The Federal Government says that a major focus of the private health insurance overhaul is creating better access to mental health services and drug and alcohol treatments. Some of these changes already kicked in last year, while others will roll out from 1 April, 2019.
What are the changes to mental health benefits?
All policies will cover hospital psychiatric services
Mental health services will soon be at least partially covered by all private hospital insurance policies, even the lower coverage ones. From 1 April, 2019, insurers will begin classifying their hospital policies into four main tiers of cover: Basic, Bronze, Silver and Gold. Insurers will have until 1 April, 2020 to implement these changes for all products.
As a general rule, Silver and Gold tier policies will provide more comprehensive coverage, while Basic and Bronze tier policies will be more limited in their coverage. Each tier has certain clinical categories which it must cover as a minimum standard.
As part of the new tiered system, all policy tiers must include hospital psychiatric services as part of their minimum cover. If you have a Basic, Bronze or Silver tier policy, your insurer may offer hospital psychiatric services on a restricted or limited basis. According to the government, this means you could potentially end up paying some out-of-pocket expenses to access these treatments. On the other hand, Gold tier policies must offer hospital psychiatric services on an unrestricted basis. This means your insurer must cover all the treatments available. Bear in mind that while Gold tier policies represent the most comprehensive cover available, they are also expected to attract higher premiums on average than lower-tier policies.
If you’re considering taking out a policy with restricted psychiatric services cover, be sure to check with your insurer for a full list of what is and isn’t covered.
Mental health waiver
Since 1 April, 2018, policyholders with restricted psychiatric cover have been able to upgrade to a higher level of hospital psychiatric cover without sitting through the normal two-month waiting period. The government advises that this mental health waiver can only be used once in your lifetime. It’s also worth keeping in mind that the waiver only relates to upgrading an existing policy, meaning you still need to serve the initial two-month waiting period after you first take out a policy.
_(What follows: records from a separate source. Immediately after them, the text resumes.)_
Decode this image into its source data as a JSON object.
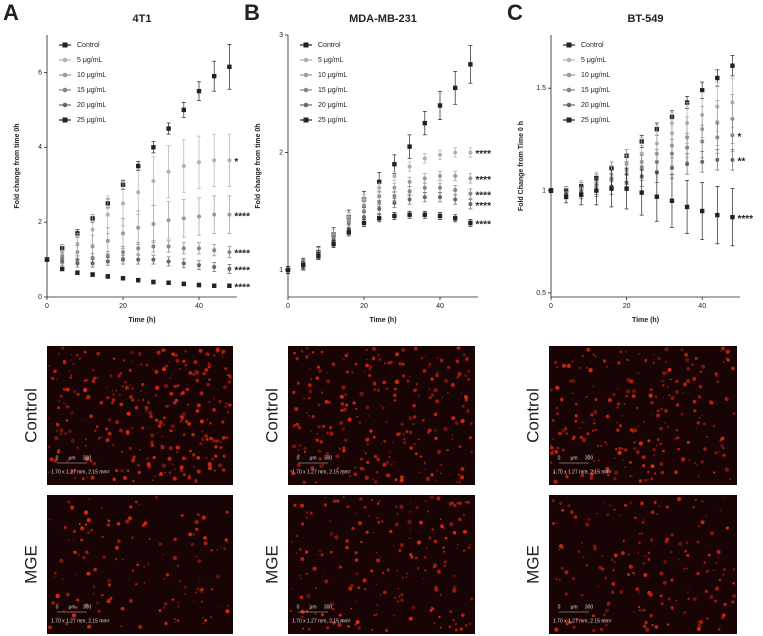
{
  "chart_data": [
    {
      "type": "line",
      "panel": "A",
      "title": "4T1",
      "x_label": "Time (h)",
      "y_label": "Fold change from time 0h",
      "x": [
        0,
        4,
        8,
        12,
        16,
        20,
        24,
        28,
        32,
        36,
        40,
        44,
        48
      ],
      "xlim": [
        0,
        50
      ],
      "xticks": [
        0,
        20,
        40
      ],
      "ylim": [
        0,
        7
      ],
      "yticks": [
        0,
        2,
        4,
        6
      ],
      "series": [
        {
          "name": "Control",
          "color": "#222222",
          "marker": "square",
          "values": [
            1,
            1.3,
            1.7,
            2.1,
            2.5,
            3.0,
            3.5,
            4.0,
            4.5,
            5.0,
            5.5,
            5.9,
            6.15
          ],
          "errors": [
            0.05,
            0.1,
            0.1,
            0.1,
            0.12,
            0.12,
            0.12,
            0.15,
            0.15,
            0.2,
            0.25,
            0.4,
            0.6
          ]
        },
        {
          "name": "5 μg/mL",
          "color": "#b0b0b0",
          "marker": "circle",
          "values": [
            1,
            1.2,
            1.4,
            1.8,
            2.2,
            2.5,
            2.8,
            3.1,
            3.35,
            3.5,
            3.6,
            3.65,
            3.65
          ],
          "errors": [
            0.05,
            0.2,
            0.3,
            0.4,
            0.5,
            0.6,
            0.6,
            0.65,
            0.7,
            0.7,
            0.7,
            0.7,
            0.7
          ],
          "annotation": "*"
        },
        {
          "name": "10 μg/mL",
          "color": "#9a9a9a",
          "marker": "circle",
          "values": [
            1,
            1.1,
            1.2,
            1.35,
            1.5,
            1.7,
            1.85,
            1.95,
            2.05,
            2.1,
            2.15,
            2.2,
            2.2
          ],
          "errors": [
            0.05,
            0.15,
            0.25,
            0.3,
            0.35,
            0.4,
            0.45,
            0.5,
            0.5,
            0.5,
            0.5,
            0.5,
            0.5
          ],
          "annotation": "****"
        },
        {
          "name": "15 μg/mL",
          "color": "#868686",
          "marker": "circle",
          "values": [
            1,
            1.0,
            1.0,
            1.05,
            1.1,
            1.2,
            1.3,
            1.35,
            1.35,
            1.3,
            1.3,
            1.25,
            1.2
          ],
          "errors": [
            0.05,
            0.1,
            0.1,
            0.12,
            0.12,
            0.15,
            0.15,
            0.15,
            0.15,
            0.15,
            0.15,
            0.15,
            0.15
          ],
          "annotation": "****"
        },
        {
          "name": "20 μg/mL",
          "color": "#666666",
          "marker": "circle",
          "values": [
            1,
            0.95,
            0.9,
            0.9,
            0.95,
            1.0,
            1.0,
            1.0,
            0.95,
            0.9,
            0.85,
            0.8,
            0.75
          ],
          "errors": [
            0.05,
            0.1,
            0.1,
            0.1,
            0.1,
            0.12,
            0.12,
            0.12,
            0.12,
            0.12,
            0.12,
            0.12,
            0.12
          ],
          "annotation": "****"
        },
        {
          "name": "25 μg/mL",
          "color": "#222222",
          "marker": "square",
          "values": [
            1,
            0.75,
            0.65,
            0.6,
            0.55,
            0.5,
            0.45,
            0.4,
            0.38,
            0.35,
            0.32,
            0.3,
            0.3
          ],
          "errors": [
            0.05,
            0.05,
            0.05,
            0.05,
            0.05,
            0.05,
            0.05,
            0.05,
            0.05,
            0.05,
            0.05,
            0.05,
            0.05
          ],
          "annotation": "****"
        }
      ]
    },
    {
      "type": "line",
      "panel": "B",
      "title": "MDA-MB-231",
      "x_label": "Time (h)",
      "y_label": "Fold change from time 0h",
      "x": [
        0,
        4,
        8,
        12,
        16,
        20,
        24,
        28,
        32,
        36,
        40,
        44,
        48
      ],
      "xlim": [
        0,
        50
      ],
      "xticks": [
        0,
        20,
        40
      ],
      "ylim": [
        0.77,
        3
      ],
      "yticks": [
        1,
        2,
        3
      ],
      "series": [
        {
          "name": "Control",
          "color": "#222222",
          "marker": "square",
          "values": [
            1,
            1.05,
            1.15,
            1.3,
            1.45,
            1.6,
            1.75,
            1.9,
            2.05,
            2.25,
            2.4,
            2.55,
            2.75
          ],
          "errors": [
            0.03,
            0.05,
            0.05,
            0.06,
            0.06,
            0.07,
            0.08,
            0.08,
            0.1,
            0.1,
            0.12,
            0.14,
            0.16
          ]
        },
        {
          "name": "5 μg/mL",
          "color": "#b0b0b0",
          "marker": "circle",
          "values": [
            1,
            1.05,
            1.15,
            1.3,
            1.45,
            1.6,
            1.7,
            1.8,
            1.88,
            1.95,
            1.98,
            2.0,
            2.0
          ],
          "errors": [
            0.03,
            0.04,
            0.04,
            0.04,
            0.04,
            0.04,
            0.04,
            0.04,
            0.04,
            0.04,
            0.04,
            0.04,
            0.04
          ],
          "annotation": "****"
        },
        {
          "name": "10 μg/mL",
          "color": "#9a9a9a",
          "marker": "circle",
          "values": [
            1,
            1.05,
            1.15,
            1.28,
            1.42,
            1.55,
            1.63,
            1.7,
            1.75,
            1.78,
            1.8,
            1.8,
            1.78
          ],
          "errors": [
            0.03,
            0.04,
            0.04,
            0.04,
            0.04,
            0.04,
            0.04,
            0.04,
            0.04,
            0.04,
            0.04,
            0.04,
            0.04
          ],
          "annotation": "****"
        },
        {
          "name": "15 μg/mL",
          "color": "#868686",
          "marker": "circle",
          "values": [
            1,
            1.05,
            1.15,
            1.27,
            1.4,
            1.5,
            1.58,
            1.63,
            1.67,
            1.7,
            1.7,
            1.68,
            1.65
          ],
          "errors": [
            0.03,
            0.04,
            0.04,
            0.04,
            0.04,
            0.04,
            0.04,
            0.04,
            0.04,
            0.04,
            0.04,
            0.04,
            0.04
          ],
          "annotation": "****"
        },
        {
          "name": "20 μg/mL",
          "color": "#666666",
          "marker": "circle",
          "values": [
            1,
            1.04,
            1.13,
            1.25,
            1.35,
            1.45,
            1.52,
            1.57,
            1.6,
            1.62,
            1.62,
            1.6,
            1.56
          ],
          "errors": [
            0.03,
            0.04,
            0.04,
            0.04,
            0.04,
            0.04,
            0.04,
            0.04,
            0.04,
            0.04,
            0.04,
            0.04,
            0.04
          ],
          "annotation": "****"
        },
        {
          "name": "25 μg/mL",
          "color": "#222222",
          "marker": "square",
          "values": [
            1,
            1.04,
            1.12,
            1.22,
            1.32,
            1.4,
            1.44,
            1.46,
            1.47,
            1.47,
            1.46,
            1.44,
            1.4
          ],
          "errors": [
            0.03,
            0.03,
            0.03,
            0.03,
            0.03,
            0.03,
            0.03,
            0.03,
            0.03,
            0.03,
            0.03,
            0.03,
            0.03
          ],
          "annotation": "****"
        }
      ]
    },
    {
      "type": "line",
      "panel": "C",
      "title": "BT-549",
      "x_label": "Time (h)",
      "y_label": "Fold Change from Time 0 h",
      "x": [
        0,
        4,
        8,
        12,
        16,
        20,
        24,
        28,
        32,
        36,
        40,
        44,
        48
      ],
      "xlim": [
        0,
        50
      ],
      "xticks": [
        0,
        20,
        40
      ],
      "ylim": [
        0.48,
        1.76
      ],
      "yticks": [
        0.5,
        1.0,
        1.5
      ],
      "series": [
        {
          "name": "Control",
          "color": "#222222",
          "marker": "square",
          "values": [
            1,
            1.0,
            1.02,
            1.06,
            1.11,
            1.17,
            1.24,
            1.3,
            1.36,
            1.43,
            1.49,
            1.55,
            1.61
          ],
          "errors": [
            0.01,
            0.02,
            0.02,
            0.02,
            0.03,
            0.03,
            0.03,
            0.03,
            0.03,
            0.03,
            0.04,
            0.04,
            0.05
          ]
        },
        {
          "name": "5 μg/mL",
          "color": "#b0b0b0",
          "marker": "circle",
          "values": [
            1,
            0.99,
            1.01,
            1.04,
            1.08,
            1.13,
            1.18,
            1.23,
            1.28,
            1.33,
            1.37,
            1.41,
            1.43
          ],
          "errors": [
            0.01,
            0.03,
            0.04,
            0.05,
            0.06,
            0.07,
            0.08,
            0.09,
            0.1,
            0.1,
            0.11,
            0.12,
            0.12
          ]
        },
        {
          "name": "10 μg/mL",
          "color": "#9a9a9a",
          "marker": "circle",
          "values": [
            1,
            0.99,
            1.0,
            1.03,
            1.06,
            1.1,
            1.14,
            1.18,
            1.22,
            1.26,
            1.3,
            1.33,
            1.35
          ],
          "errors": [
            0.01,
            0.03,
            0.04,
            0.05,
            0.06,
            0.07,
            0.08,
            0.09,
            0.1,
            0.1,
            0.11,
            0.11,
            0.12
          ]
        },
        {
          "name": "15 μg/mL",
          "color": "#868686",
          "marker": "circle",
          "values": [
            1,
            0.99,
            1.0,
            1.02,
            1.05,
            1.08,
            1.11,
            1.14,
            1.18,
            1.21,
            1.24,
            1.26,
            1.27
          ],
          "errors": [
            0.01,
            0.02,
            0.03,
            0.04,
            0.05,
            0.05,
            0.06,
            0.06,
            0.07,
            0.07,
            0.08,
            0.08,
            0.08
          ],
          "annotation": "*"
        },
        {
          "name": "20 μg/mL",
          "color": "#666666",
          "marker": "circle",
          "values": [
            1,
            0.98,
            0.99,
            1.0,
            1.02,
            1.04,
            1.07,
            1.09,
            1.11,
            1.13,
            1.14,
            1.15,
            1.15
          ],
          "errors": [
            0.01,
            0.02,
            0.03,
            0.03,
            0.04,
            0.04,
            0.05,
            0.05,
            0.05,
            0.05,
            0.05,
            0.05,
            0.05
          ],
          "annotation": "**"
        },
        {
          "name": "25 μg/mL",
          "color": "#222222",
          "marker": "square",
          "values": [
            1,
            0.97,
            0.98,
            1.0,
            1.01,
            1.01,
            0.99,
            0.97,
            0.95,
            0.92,
            0.9,
            0.88,
            0.87
          ],
          "errors": [
            0.01,
            0.03,
            0.05,
            0.07,
            0.09,
            0.1,
            0.11,
            0.12,
            0.13,
            0.13,
            0.14,
            0.14,
            0.14
          ],
          "annotation": "****"
        }
      ]
    }
  ],
  "micrographs": [
    {
      "panels": [
        {
          "label": "Control",
          "scale_start": "0",
          "scale_unit": "μm",
          "scale_end": "300",
          "dimensions": "1.70 x 1.27 mm, 2.15 mm²"
        },
        {
          "label": "MGE",
          "scale_start": "0",
          "scale_unit": "μm",
          "scale_end": "300",
          "dimensions": "1.70 x 1.27 mm, 2.15 mm²"
        }
      ]
    },
    {
      "panels": [
        {
          "label": "Control",
          "scale_start": "0",
          "scale_unit": "μm",
          "scale_end": "300",
          "dimensions": "1.70 x 1.27 mm, 2.15 mm²"
        },
        {
          "label": "MGE",
          "scale_start": "0",
          "scale_unit": "μm",
          "scale_end": "300",
          "dimensions": "1.70 x 1.27 mm, 2.15 mm²"
        }
      ]
    },
    {
      "panels": [
        {
          "label": "Control",
          "scale_start": "0",
          "scale_unit": "μm",
          "scale_end": "300",
          "dimensions": "1.70 x 1.27 mm, 2.15 mm²"
        },
        {
          "label": "MGE",
          "scale_start": "0",
          "scale_unit": "μm",
          "scale_end": "300",
          "dimensions": "1.70 x 1.27 mm, 2.15 mm²"
        }
      ]
    }
  ]
}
No limits on number of treatments
Reforms to private health insurance also mean that policyholders are now able to access as many mental health sessions and treatments as they need. From 1 April, 2018, the government removed limits that were in place which capped the number of mental health sessions or treatments a patient could access. These limits were typically applied to day programs, electroconvulsive therapy and transcranial magnetic stimulation.
Why are these health insurance changes happening?
A major aim of the reforms is to improve access to mental health services so that people can receive services and treatment when they’re needed. The government hopes that waiving the two month waiting period for those who upgrade an existing policy will make it easier for policyholders to access care as needed without having to incur large out-of-pocket expenses.
That said, the cost of private health insurance continues to be a major concern for consumers. A recent ACCC report found that Australians are increasingly downgrading or dumping their policies altogether due to rising premium costs. In fact, according to a February 2019 report released by the Australian Prudential Regulation Authority (APRA), the proportion of Australians with private health cover is currently at an 11-year low, with only 44.6% of Australians covered.
What else is included in the health insurance reforms?
As part of the reforms, insurers will be able to choose whether to offer discounts of up to 10% to young people aged between 18 and 29 years based on their age when they first took out a policy. Policyholders will then be allowed to retain these discounts until they turn 41, after which time the discount will be gradually decreased.
Another important change is that insurers will be able to offer higher excesses for hospital treatment. The idea is that this will help customers to reduce their premium prices in exchange for choosing to pay a higher excess should they make a hospital claim.